Sunday, December 26, 2010

December 26 Sermon (Christmas 1)

Most of our festivities are over for Christmas.
· We have opened our presents.
· We have had our feast.
· Our relatives have returned to their homes.
· Things quiet down and we begin to think about tonight’s snow and the festivities around New Years...

But the Gospel for today bids us stop and ponder the birth of Jesus anew, but not in what we have just celebrated. We have experienced both Matthew's and Luke's infancy narratives around Jesus and his birth.

But today, John's Gospel makes us consider a more cosmic and mystical side of the birth and life of Jesus. It reminds me of the revelation that the Grinch experiences after he has taken all of the presents and decorations and food from the Whos of Who-ville. They wake-up on Christmas morning and begin to sing their song; the Grinch is puzzled until he realizes that Christmas doesn't come from a store, that maybe Christmas means a little bit more. John's Gospel gets us to see that Christmas means much, much more.
"In the beginning was the Word, and the Word was with God and the Word was God. He was in the beginning with God."
In the beginning, words reminiscent of Genesis, the beginning of the Bible, the beginning of our Story: The Word was with God and the Word was God. The Word, in Greek “Logos,” which also means Wisdom, The Word is both distinct from God and yet synonymous with God. The Word becomes God Incarnate, enfleshed in Jesus, both Human and Divine. Jesus has that connection with God we all long for (because he is close to the Father's heart). The Son of God, the Word, was with God from the beginning of time and helped create all there is. Jesus is the hinge that connects our creation and our redemption.
“What has come into being in him was life, and the life was the light of all people.”
That light brought rich Wise Men and poor Shepherds to the manger to glorify and praise God. It was the light in the midst of the darkness in the world. It brought grace upon grace. In the darkness, Jesus was not accepted by his own (The Gospel continues). . .but for those who did accept him, he gave power to become Children of God.
"And the Word became flesh and lived among us, and we have seen his glory, the glory as of a father's only son, full of grace and truth."
The word became flesh and was born for us and another pageant story comes to mind…
It was time for the annual Nativity pageant put on by the children of the church. The manger was located in front of the altar steps. Mary was there in a blue mantel and Joseph in a cotton beard. The wise men were there with a handful of shepherds, and of course, in the midst of them all was the Christ Child, lying on the straw.
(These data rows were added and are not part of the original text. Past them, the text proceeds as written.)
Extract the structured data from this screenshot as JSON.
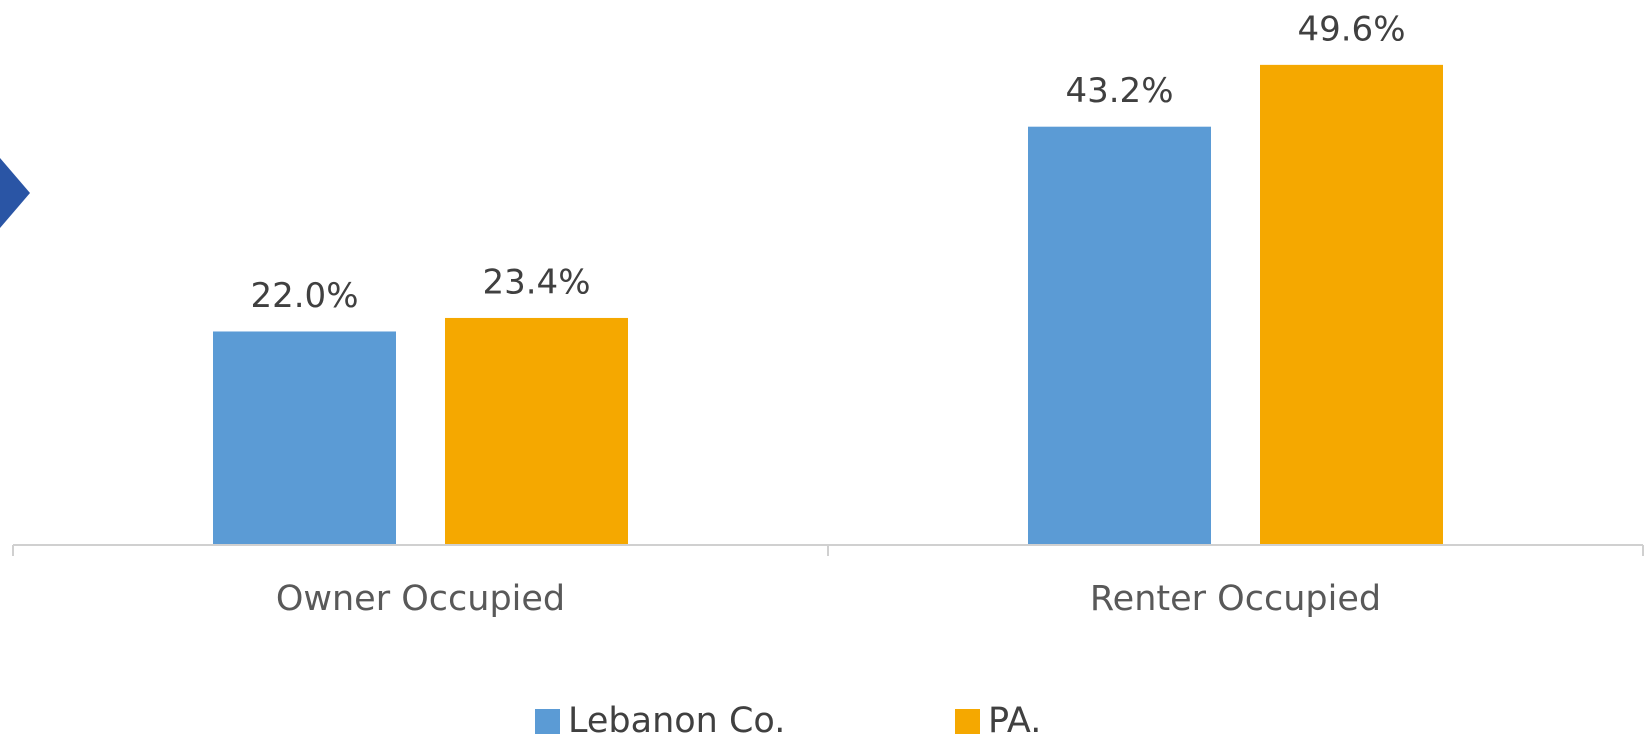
{
  "chart_data": {
    "type": "bar",
    "categories": [
      "Owner Occupied",
      "Renter Occupied"
    ],
    "series": [
      {
        "name": "Lebanon Co.",
        "color": "#5b9bd5",
        "values": [
          22.0,
          43.2
        ],
        "value_labels": [
          "22.0%",
          "43.2%"
        ]
      },
      {
        "name": "PA.",
        "color": "#f5a800",
        "values": [
          23.4,
          49.6
        ],
        "value_labels": [
          "23.4%",
          "49.6%"
        ]
      }
    ],
    "legend": "bottom"
  }
}
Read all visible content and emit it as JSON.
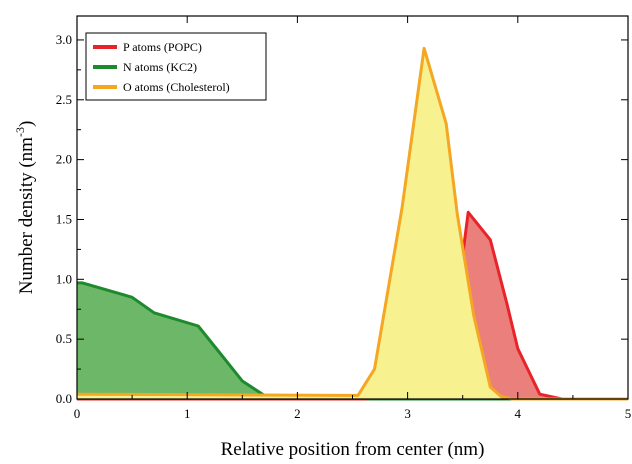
{
  "chart_data": {
    "type": "area",
    "xlabel": "Relative position from center (nm)",
    "ylabel": "Number density (nm",
    "ylabel_sup": "-3",
    "ylabel_close": ")",
    "xlim": [
      0,
      5
    ],
    "ylim": [
      0,
      3.2
    ],
    "xticks": [
      0,
      1,
      2,
      3,
      4,
      5
    ],
    "yticks": [
      0.0,
      0.5,
      1.0,
      1.5,
      2.0,
      2.5,
      3.0
    ],
    "xtick_labels": [
      "0",
      "1",
      "2",
      "3",
      "4",
      "5"
    ],
    "ytick_labels": [
      "0.0",
      "0.5",
      "1.0",
      "1.5",
      "2.0",
      "2.5",
      "3.0"
    ],
    "grid": false,
    "legend_position": "top-left",
    "series": [
      {
        "name": "N atoms (KC2)",
        "color": "#1e8a2e",
        "fill": "#6cb868",
        "x": [
          0,
          0.05,
          0.5,
          0.7,
          1.1,
          1.3,
          1.5,
          1.7,
          1.85,
          2.0,
          2.2,
          5.0
        ],
        "y": [
          0.97,
          0.97,
          0.85,
          0.72,
          0.61,
          0.38,
          0.15,
          0.03,
          0.01,
          0.0,
          0.0,
          0.0
        ]
      },
      {
        "name": "P atoms (POPC)",
        "color": "#e8242a",
        "fill": "#ea7f7b",
        "x": [
          0,
          2.6,
          2.75,
          2.95,
          3.15,
          3.35,
          3.5,
          3.55,
          3.75,
          3.9,
          4.0,
          4.2,
          4.4,
          5.0
        ],
        "y": [
          0.0,
          0.0,
          0.01,
          0.05,
          0.15,
          0.5,
          1.2,
          1.56,
          1.33,
          0.8,
          0.42,
          0.04,
          0.0,
          0.0
        ]
      },
      {
        "name": "O atoms (Cholesterol)",
        "color": "#f5a623",
        "fill": "#f7f190",
        "x": [
          0,
          2.4,
          2.55,
          2.7,
          2.95,
          3.15,
          3.35,
          3.45,
          3.6,
          3.75,
          3.85,
          3.95,
          5.0
        ],
        "y": [
          0.04,
          0.03,
          0.03,
          0.25,
          1.6,
          2.93,
          2.3,
          1.55,
          0.7,
          0.1,
          0.02,
          0.0,
          0.0
        ]
      }
    ],
    "legend_order": [
      "P atoms (POPC)",
      "N atoms (KC2)",
      "O atoms (Cholesterol)"
    ]
  }
}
The nativity story was read by the pastor with carols sung at the appropriate places, and all went like clockwork until it came time for the arrival of the angels - a "heavenly host" of the children of the congregation dressed in white and scattered throughout the pews with their parents. At the right moment the angels were supposed to come forward and gather around the manger to sing, "Glory to God in the highest" and that is just what they did - except there were so many angels that there was a fair amount of crowding and jockeying for position.

One angel, about nine years old who was smaller than most of the other angels, ended up so far out on the fringes of things that not even by craning her neck and standing on tiptoe could she see what was going on. "Glory to God in the highest" they all sang on cue, and then in the momentary pause that followed, the small girl electrified the entire church by crying out in a voice shrill with irritation and frustration and enormous sadness at having her view blocked, "Let Jesus show!"
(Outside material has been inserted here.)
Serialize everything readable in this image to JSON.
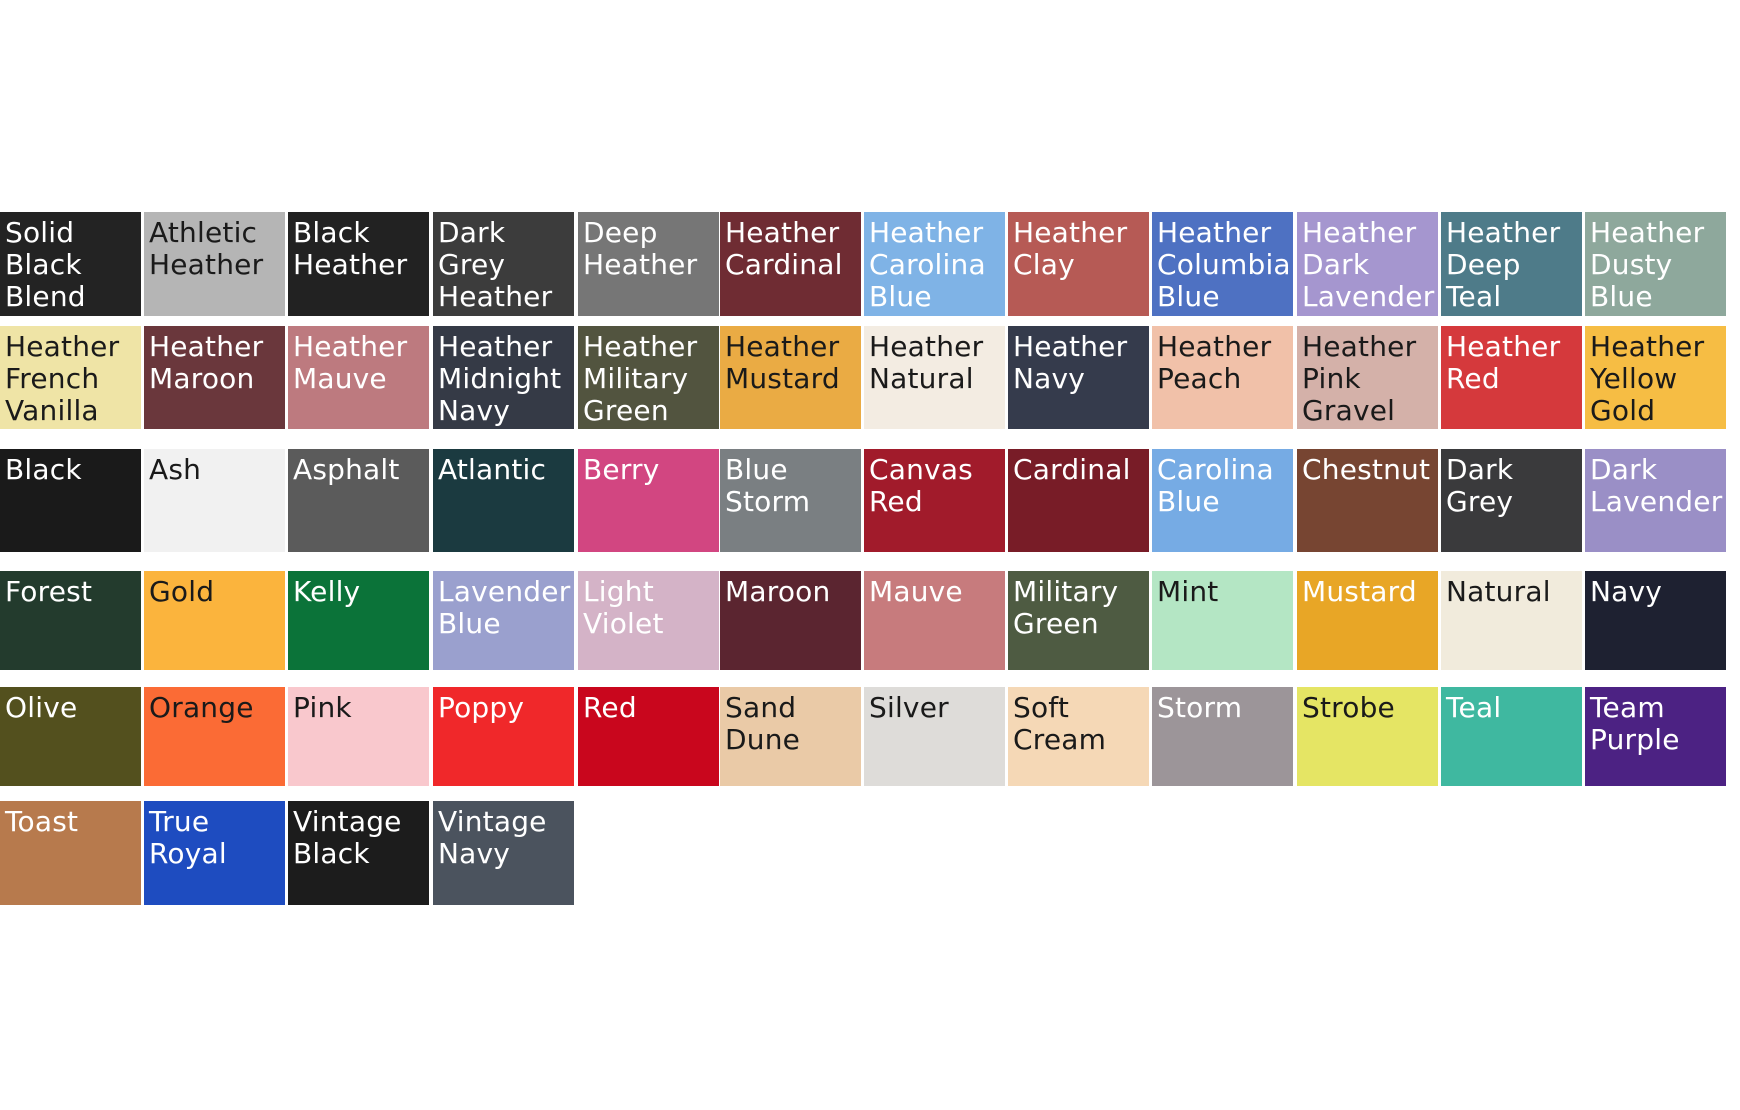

The wise pastor decided to end the pageant right there. "Let Jesus show!" the child-angel had cried out, and while the congregation sat in stunned silence, the good father offered a quick final prayer and blessing, and everybody filed out of church with those unforgettable words ringing in their ears. [From Secrets in the Dark: A Life in Sermons by Frederick Buechner.]
Indeed, God let it show on that first Christmas Day when the word became flesh and dwelt among us. But now it is up to us, to let it show, to help bring the meaning and gift of Christmas from here, to wherever we find ourselves. A lovely quote online put it this way:
“Christmas is not as much about opening our presents as opening our hearts.” (Janice Maeditere)
Today, let us open our hearts for Christ is born for us, the Word has become flesh and dwelt among us, and that open heart can lead us to do what Christ asks us to do today and always, to love one another. Amen.